From Bugzilla Helper: User-Agent: Mozilla/5.0 (X11; U; Linux i686; en-US; rv:1.0.1) Gecko/20021003 Description of problem: On random occasions (no pattern has been established yet), the kernel first oopses, services will stop responding, until finally the machine panics and needs to be rebooted. The box had similar problems two weeks ago; suspecting hardware problems (we have 2.4.18-24.7 and -27.7 running on other boxen without problems I changed the whole box with a spare. Yesterday the machine hung twice, today again. relevant oopses are attached, as is the boot log from the last boot, for hardware information.

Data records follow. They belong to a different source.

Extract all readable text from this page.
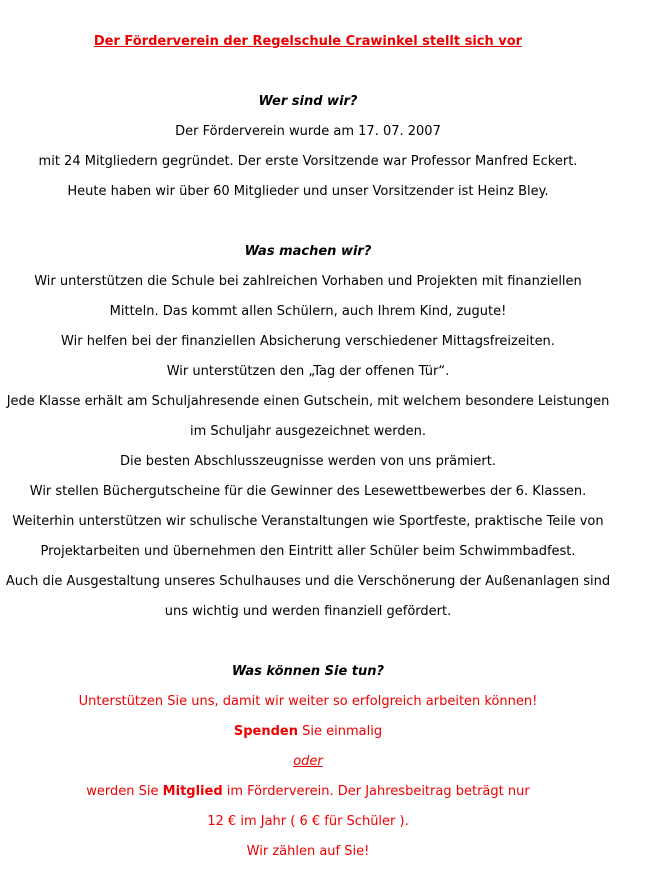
Der Förderverein der Regelschule Crawinkel stellt sich vor
Wer sind wir?
Der Förderverein wurde am 17. 07. 2007
mit 24 Mitgliedern gegründet. Der erste Vorsitzende war Professor Manfred Eckert.
Heute haben wir über 60 Mitglieder und unser Vorsitzender ist Heinz Bley.
Was machen wir?
Wir unterstützen die Schule bei zahlreichen Vorhaben und Projekten mit finanziellen
Mitteln. Das kommt allen Schülern, auch Ihrem Kind, zugute!
Wir helfen bei der finanziellen Absicherung verschiedener Mittagsfreizeiten.
Wir unterstützen den „Tag der offenen Tür“.
Jede Klasse erhält am Schuljahresende einen Gutschein, mit welchem besondere Leistungen
im Schuljahr ausgezeichnet werden.
Die besten Abschlusszeugnisse werden von uns prämiert.
Wir stellen Büchergutscheine für die Gewinner des Lesewettbewerbes der 6. Klassen.
Weiterhin unterstützen wir schulische Veranstaltungen wie Sportfeste, praktische Teile von
Projektarbeiten und übernehmen den Eintritt aller Schüler beim Schwimmbadfest.
Auch die Ausgestaltung unseres Schulhauses und die Verschönerung der Außenanlagen sind
uns wichtig und werden finanziell gefördert.
Was können Sie tun?
Unterstützen Sie uns, damit wir weiter so erfolgreich arbeiten können!
Spenden Sie einmalig
oder
werden Sie Mitglied im Förderverein. Der Jahresbeitrag beträgt nur
12 € im Jahr ( 6 € für Schüler ).
Wir zählen auf Sie!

I was running -24 on this box as I rely on /proc/cmdline (see #88047) and do not have any users on the box so ptrace was not an issue for me. As of today I gave -27 a try, albeit I do not expect this to help. Please notice in the latest dump that now the lmsensors modules were loaded - I supervised temperature and fan rpm to rule out temperature related problems. Values were all fine. Also, RAM is ECC, so a failure is - albeit always possible - unlikely. Version-Release number of selected component (if applicable): 2.4.18-24.7.x How reproducible: Sometimes Steps to Reproduce: 1.Reboot the box to get it working 2.Wait 3. Actual Results: Sometimes, kernel oopses, as detailed above. Automatic service monitor pages me in the middle of the night. Expected Results: Flawless performance without oops; good night of uninterrupted sleep. Additional info:
Created attachment 91185 [details] Several kernel oopses from /var/log/messages
As a side note: I wanted to look into the 2.4.18-24.7.x source rpm again to notice that all the mirrors have already erased it. Is there some publically accessible ftp site which has all the old updates ? (google is futile - it finds all the mirrors but the files have gone by now)
Closing due to proven hardware defect. The mainboard in question finally died due to faulty electrolytic capacitors. The other one had RAM problems. I guess PC hardware currently is in such a sorry state of affairs that failover for any application needs to become standard....